Grim Reality Girl said...

Beatutiful -- and with a theme no less! What man would not be proud to have a tw*ts and t*ts master bath?

Kevin Charnas said...

vulvas and knobs, vulvas and knobs...Attila, this was a post after my own heart. my big sick-o pervie heart and I'm glad that I'm in good company. ;)
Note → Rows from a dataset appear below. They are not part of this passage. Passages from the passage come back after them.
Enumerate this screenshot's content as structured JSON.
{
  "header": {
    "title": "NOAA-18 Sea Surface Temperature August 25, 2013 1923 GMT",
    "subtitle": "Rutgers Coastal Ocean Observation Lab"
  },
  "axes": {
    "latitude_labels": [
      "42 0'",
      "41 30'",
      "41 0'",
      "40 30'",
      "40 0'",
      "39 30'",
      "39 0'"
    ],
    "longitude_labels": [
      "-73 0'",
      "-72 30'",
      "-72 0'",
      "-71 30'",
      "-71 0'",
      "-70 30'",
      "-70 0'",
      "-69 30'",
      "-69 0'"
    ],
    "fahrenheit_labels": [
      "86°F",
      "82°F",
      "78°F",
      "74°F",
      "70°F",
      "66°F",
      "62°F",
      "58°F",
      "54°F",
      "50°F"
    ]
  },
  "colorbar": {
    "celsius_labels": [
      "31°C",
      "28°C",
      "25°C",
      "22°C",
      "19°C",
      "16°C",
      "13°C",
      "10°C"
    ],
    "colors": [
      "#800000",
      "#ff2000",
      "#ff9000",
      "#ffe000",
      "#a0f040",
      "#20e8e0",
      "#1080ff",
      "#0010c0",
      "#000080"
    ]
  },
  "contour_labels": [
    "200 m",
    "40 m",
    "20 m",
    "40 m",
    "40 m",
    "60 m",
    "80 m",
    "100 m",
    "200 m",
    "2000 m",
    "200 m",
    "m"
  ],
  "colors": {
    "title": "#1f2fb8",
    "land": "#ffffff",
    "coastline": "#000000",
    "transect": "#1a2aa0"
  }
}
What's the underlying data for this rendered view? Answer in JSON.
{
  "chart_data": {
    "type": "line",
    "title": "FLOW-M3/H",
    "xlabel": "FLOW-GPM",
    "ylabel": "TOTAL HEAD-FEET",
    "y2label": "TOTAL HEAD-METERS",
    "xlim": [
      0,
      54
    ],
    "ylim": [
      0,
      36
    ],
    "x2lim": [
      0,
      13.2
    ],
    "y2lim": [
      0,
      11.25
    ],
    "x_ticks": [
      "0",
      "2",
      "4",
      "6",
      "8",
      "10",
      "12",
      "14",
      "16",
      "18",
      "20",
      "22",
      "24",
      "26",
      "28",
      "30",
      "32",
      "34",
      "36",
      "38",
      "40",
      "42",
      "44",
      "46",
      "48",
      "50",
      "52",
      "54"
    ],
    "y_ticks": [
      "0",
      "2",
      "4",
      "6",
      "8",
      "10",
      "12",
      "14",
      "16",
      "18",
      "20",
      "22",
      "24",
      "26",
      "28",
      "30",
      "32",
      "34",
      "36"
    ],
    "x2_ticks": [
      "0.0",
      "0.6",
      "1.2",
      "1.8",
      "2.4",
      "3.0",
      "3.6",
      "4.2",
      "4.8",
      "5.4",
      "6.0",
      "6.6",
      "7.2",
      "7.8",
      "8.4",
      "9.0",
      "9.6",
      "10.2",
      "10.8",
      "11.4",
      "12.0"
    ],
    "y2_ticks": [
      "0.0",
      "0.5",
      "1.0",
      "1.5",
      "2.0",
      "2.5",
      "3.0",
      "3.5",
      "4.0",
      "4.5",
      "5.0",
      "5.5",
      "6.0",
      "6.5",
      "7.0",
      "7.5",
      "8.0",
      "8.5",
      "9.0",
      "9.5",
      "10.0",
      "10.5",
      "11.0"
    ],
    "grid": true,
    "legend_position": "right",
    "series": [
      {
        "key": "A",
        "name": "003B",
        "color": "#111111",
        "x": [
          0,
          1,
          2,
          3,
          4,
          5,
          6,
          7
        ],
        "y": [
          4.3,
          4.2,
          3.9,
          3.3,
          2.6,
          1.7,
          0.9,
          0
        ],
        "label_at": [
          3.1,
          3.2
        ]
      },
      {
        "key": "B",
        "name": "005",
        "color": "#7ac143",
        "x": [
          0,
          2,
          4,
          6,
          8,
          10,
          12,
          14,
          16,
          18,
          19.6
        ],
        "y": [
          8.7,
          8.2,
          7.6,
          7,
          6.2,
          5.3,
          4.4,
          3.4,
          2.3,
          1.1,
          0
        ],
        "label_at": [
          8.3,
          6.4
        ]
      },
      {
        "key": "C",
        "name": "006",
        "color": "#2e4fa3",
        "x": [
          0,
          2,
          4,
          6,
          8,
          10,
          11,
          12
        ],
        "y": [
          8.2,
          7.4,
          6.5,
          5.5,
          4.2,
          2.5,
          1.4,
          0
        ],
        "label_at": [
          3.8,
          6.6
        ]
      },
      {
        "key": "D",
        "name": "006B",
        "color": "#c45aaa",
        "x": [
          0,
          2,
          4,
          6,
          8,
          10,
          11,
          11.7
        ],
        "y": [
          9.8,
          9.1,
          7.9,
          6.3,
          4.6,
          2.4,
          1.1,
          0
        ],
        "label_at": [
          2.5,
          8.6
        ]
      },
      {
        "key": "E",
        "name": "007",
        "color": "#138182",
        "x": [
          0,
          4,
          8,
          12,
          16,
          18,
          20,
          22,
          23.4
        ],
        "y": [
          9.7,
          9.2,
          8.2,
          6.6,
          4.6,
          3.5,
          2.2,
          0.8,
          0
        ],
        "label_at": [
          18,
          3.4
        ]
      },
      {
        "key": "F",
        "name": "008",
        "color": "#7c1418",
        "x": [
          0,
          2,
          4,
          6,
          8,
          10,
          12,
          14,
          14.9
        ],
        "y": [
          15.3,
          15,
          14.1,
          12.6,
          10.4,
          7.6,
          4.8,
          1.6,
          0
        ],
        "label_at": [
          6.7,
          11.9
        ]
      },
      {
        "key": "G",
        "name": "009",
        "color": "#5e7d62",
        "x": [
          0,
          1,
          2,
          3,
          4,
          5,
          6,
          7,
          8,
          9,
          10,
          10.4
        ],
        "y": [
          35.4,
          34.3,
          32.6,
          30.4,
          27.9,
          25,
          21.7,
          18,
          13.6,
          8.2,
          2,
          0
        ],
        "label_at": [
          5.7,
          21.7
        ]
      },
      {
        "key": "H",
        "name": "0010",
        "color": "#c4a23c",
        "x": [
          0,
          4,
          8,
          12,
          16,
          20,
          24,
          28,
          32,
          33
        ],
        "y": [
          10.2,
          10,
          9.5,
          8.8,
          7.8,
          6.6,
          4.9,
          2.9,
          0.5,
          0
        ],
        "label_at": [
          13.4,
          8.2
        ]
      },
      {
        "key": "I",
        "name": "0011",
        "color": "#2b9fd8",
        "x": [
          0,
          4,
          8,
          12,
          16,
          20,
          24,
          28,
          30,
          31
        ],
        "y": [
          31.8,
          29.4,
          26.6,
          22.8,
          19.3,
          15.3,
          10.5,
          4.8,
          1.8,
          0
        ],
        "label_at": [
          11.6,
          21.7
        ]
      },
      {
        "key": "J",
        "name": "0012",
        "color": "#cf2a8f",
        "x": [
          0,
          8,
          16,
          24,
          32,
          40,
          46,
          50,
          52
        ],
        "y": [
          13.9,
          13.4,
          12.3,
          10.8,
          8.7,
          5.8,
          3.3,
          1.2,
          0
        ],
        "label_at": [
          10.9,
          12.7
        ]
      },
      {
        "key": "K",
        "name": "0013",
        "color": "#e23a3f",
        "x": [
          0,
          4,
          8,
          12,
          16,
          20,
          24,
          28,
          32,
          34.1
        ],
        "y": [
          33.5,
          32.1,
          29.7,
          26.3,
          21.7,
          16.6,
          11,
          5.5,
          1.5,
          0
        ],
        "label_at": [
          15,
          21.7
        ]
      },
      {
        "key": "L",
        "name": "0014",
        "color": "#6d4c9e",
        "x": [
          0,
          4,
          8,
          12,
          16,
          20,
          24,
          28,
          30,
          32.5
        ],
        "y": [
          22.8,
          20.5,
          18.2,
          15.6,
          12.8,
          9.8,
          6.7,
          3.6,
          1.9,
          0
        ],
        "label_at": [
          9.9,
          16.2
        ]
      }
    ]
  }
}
p.s. the big guy is right, it looks like a boob.

Mom O Matic said...

You are cracking me up! Snort. Really!

Queen of the Mayhem said...

It seems as though your beloved is as helpful as Mr. Mayhem! I suppose we should know better than to ask their opinions, by now! I still think the fabric is pretty. If you can resist the urge to tell everyone this story, it might be possible to still use it. However, if you are anything like me.....you won't be able to resist that urge....so you may need to change it! Tub looks awesome!

Gonzo said...

I love the bath and the tiles!!!

And the knobs: LOL LOL LOL!!!

Anonymous said...

Ok, I make my way through your whole entry and what am I left with? I WANT A BUNNY SLIPPER OF DOOM! I really really want one just so I can say it to my husband. "Don't MAKE me bring out the bunny slipper of doom!" Or I can abbreviate it - "Don't MAKE me bring out the BSOD!"

Samantha said...

You two have the best conversations!

Pendullum said...

Boobs and Vaginas... I am howling... Just howling here...
And I can just imagine how many Google searches are going to find YOU this week...
I am off to laugh some more...
So when are we all invited over for a day at the spa???
I think I could deal with a spa which serves Ben and Jerries with Whip cream... and Mac and cheese!!!

That bathroom is gorgeous,,, Boobs Vaginas and all!!

Miss Keeks said...

They really do look like tw*ts.
Incidentally, in England--tw*t is pronounced like hat--very flat A! It's adorable.

Vaginas aside--the new bathroom looks great!! I'm going to have to send a something with which to enjoy this!!

(I liked the nipple knobs the best too)

Brenda said...

Are ye outta that tub yet?

Terri@SteelMagnolia said...

Lordy!!!!

Anonymous said...

I liked the boob and nipple knob!

Now there's a sentence I never expected to write. lol

carmachu said...

Looks great! I still havent downloaded my pics...

Debbie said...

awesome.

and when can I borrow your tub, please?